- Location in Pasco County and the state of Florida
- Coordinates: 28°17′35″N 82°41′27″W﻿ / ﻿28.29306°N 82.69083°W
- Country: United States
- State: Florida
- County: Pasco

Area
- • Total: 3.68 sq mi (9.54 km^{2})
- • Land: 3.63 sq mi (9.40 km^{2})
- • Water: 0.050 sq mi (0.13 km^{2})
- Elevation: 16 ft (4.9 m)

Population (2020)
- • Total: 21,525
- • Density: 5,928.8/sq mi (2,289.14/km^{2})
- Time zone: UTC-5 (Eastern (EST))
- • Summer (DST): UTC-4 (EDT)
- FIPS code: 12-35350
- GNIS feature ID: 2402631

= Jasmine Estates, Florida =

Jasmine Estates is a census-designated place (CDP) in Pasco County, Florida, United States. As of the 2020 census, Jasmine Estates had a population of 21,525.
==Geography==
According to the United States Census Bureau, the CDP has a total area of 3.6 sqmi, of which 3.6 sqmi is land and 0.1 sqmi (1.65%) is water.

==Demographics==

Historical population
| Census | Pop. | Note | %± |
| 1970 | 2,967 |  | — |
| 1980 | 11,995 |  | 304.3% |
| 1990 | 17,136 |  | 42.9% |
| 2000 | 18,213 |  | 6.3% |
| 2010 | 18,989 |  | 4.3% |
| 2020 | 21,525 |  | 13.4% |
source:

===2020 census===

As of the 2020 census, Jasmine Estates had a population of 21,525. The median age was 40.2 years. 22.0% of residents were under the age of 18 and 17.6% of residents were 65 years of age or older. For every 100 females there were 92.2 males, and for every 100 females age 18 and over there were 89.0 males age 18 and over.

100.0% of residents lived in urban areas, while 0.0% lived in rural areas.

There were 8,493 households in Jasmine Estates, of which 29.4% had children under the age of 18 living in them. Of all households, 35.9% were married-couple households, 20.5% were households with a male householder and no spouse or partner present, and 31.4% were households with a female householder and no spouse or partner present. About 27.8% of all households were made up of individuals and 12.9% had someone living alone who was 65 years of age or older.

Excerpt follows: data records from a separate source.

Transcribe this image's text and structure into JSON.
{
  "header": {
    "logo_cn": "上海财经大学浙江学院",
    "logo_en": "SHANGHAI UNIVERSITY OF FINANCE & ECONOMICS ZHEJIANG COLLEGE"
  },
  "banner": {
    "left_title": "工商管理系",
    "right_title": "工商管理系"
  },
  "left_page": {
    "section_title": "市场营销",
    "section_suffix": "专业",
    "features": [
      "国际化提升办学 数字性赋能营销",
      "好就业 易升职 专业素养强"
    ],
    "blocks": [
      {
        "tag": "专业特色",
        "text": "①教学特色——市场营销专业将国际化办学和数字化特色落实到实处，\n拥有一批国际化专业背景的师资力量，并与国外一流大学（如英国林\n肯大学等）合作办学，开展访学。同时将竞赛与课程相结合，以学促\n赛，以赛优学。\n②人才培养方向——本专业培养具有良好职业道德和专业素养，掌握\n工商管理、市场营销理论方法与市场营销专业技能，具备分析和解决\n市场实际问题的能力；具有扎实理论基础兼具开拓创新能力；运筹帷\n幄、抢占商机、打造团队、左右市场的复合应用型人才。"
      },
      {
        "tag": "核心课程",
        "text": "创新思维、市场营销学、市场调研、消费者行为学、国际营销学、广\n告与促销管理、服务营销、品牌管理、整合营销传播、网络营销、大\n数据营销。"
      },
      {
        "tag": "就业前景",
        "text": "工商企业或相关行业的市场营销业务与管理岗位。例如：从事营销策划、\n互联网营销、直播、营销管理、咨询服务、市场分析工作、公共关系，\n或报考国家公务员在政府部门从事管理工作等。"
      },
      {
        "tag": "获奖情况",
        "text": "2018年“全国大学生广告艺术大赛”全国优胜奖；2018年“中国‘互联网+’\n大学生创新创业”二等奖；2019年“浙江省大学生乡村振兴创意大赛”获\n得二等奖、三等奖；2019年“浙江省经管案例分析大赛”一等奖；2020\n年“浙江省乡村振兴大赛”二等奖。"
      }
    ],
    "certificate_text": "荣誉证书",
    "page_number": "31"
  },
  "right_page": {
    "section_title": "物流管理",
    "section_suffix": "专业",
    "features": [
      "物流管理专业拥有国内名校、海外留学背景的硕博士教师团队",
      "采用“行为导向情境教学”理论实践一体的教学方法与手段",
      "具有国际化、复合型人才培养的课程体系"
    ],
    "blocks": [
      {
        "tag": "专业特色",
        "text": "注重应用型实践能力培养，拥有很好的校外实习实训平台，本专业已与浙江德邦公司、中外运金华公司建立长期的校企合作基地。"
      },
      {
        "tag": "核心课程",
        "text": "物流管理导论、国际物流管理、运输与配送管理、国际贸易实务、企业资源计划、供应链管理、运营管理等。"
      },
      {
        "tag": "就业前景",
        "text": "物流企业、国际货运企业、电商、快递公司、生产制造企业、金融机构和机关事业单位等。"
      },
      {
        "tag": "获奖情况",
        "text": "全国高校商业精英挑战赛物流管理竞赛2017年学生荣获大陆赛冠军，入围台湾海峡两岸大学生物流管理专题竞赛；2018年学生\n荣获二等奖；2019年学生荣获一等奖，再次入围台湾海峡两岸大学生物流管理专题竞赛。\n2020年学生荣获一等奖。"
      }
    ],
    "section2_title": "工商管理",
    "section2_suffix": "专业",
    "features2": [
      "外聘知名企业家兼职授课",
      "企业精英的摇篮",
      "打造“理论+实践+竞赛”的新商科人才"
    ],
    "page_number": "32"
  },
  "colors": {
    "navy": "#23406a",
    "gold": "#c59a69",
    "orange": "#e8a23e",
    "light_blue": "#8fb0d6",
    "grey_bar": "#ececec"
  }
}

There were 9,212 housing units, of which 7.8% were vacant. The homeowner vacancy rate was 2.5% and the rental vacancy rate was 6.2%.

Racial composition as of the 2020 census
| Race | Number | Percent |
|---|---|---|
| White | 15,258 | 70.9% |
| Black or African American | 1,383 | 6.4% |
| American Indian and Alaska Native | 132 | 0.6% |
| Asian | 281 | 1.3% |
| Native Hawaiian and Other Pacific Islander | 22 | 0.1% |
| Some other race | 1,456 | 6.8% |
| Two or more races | 2,993 | 13.9% |
| Hispanic or Latino (of any race) | 4,674 | 21.7% |

===2000 census===

As of the 2000 United States census, there were 18,213 people, 8,361 households, and 5,275 families residing in the CDP. The population density was 5,096.5 PD/sqmi. There were 9,289 housing units at an average density of 2,599.3 /sqmi. The racial makeup of the CDP was 94.46% White, 1.63% African American, 0.32% Native American, 0.88% Asian, 0.02% Pacific Islander, 1.21% from other races, and 1.49% from two or more races. Hispanic or Latino of any race were 6.07% of the population.

There were 8,361 households, out of which 21.3% had children under the age of 18 living with them, 47.4% were married couples living together, 11.4% had a female householder with no husband present, and 36.9% were non-families. 31.4% of all households were made up of individuals, and 20.4% had someone living alone who was 65 years of age or older. The average household size was 2.18 and the average family size was 2.67.

In the CDP, the population was spread out, with 19.1% under the age of 18, 6.2% from 18 to 24, 23.6% from 25 to 44, 20.6% from 45 to 64, and 30.4% who were 65 years of age or older. The median age was 46 years. For every 100 females, there were 86.0 males. For every 100 females age 18 and over, there were 83.2 males.

The median income for a household in the CDP was $26,935, and the median income for a family was $31,584. Males had a median income of $26,077 versus $21,906 for females. The per capita income for the CDP was $14,867. About 12.0% of families and 14.3% of the population were below the poverty line, including 24.8% of those under age 18 and 9.0% of those age 65 or over.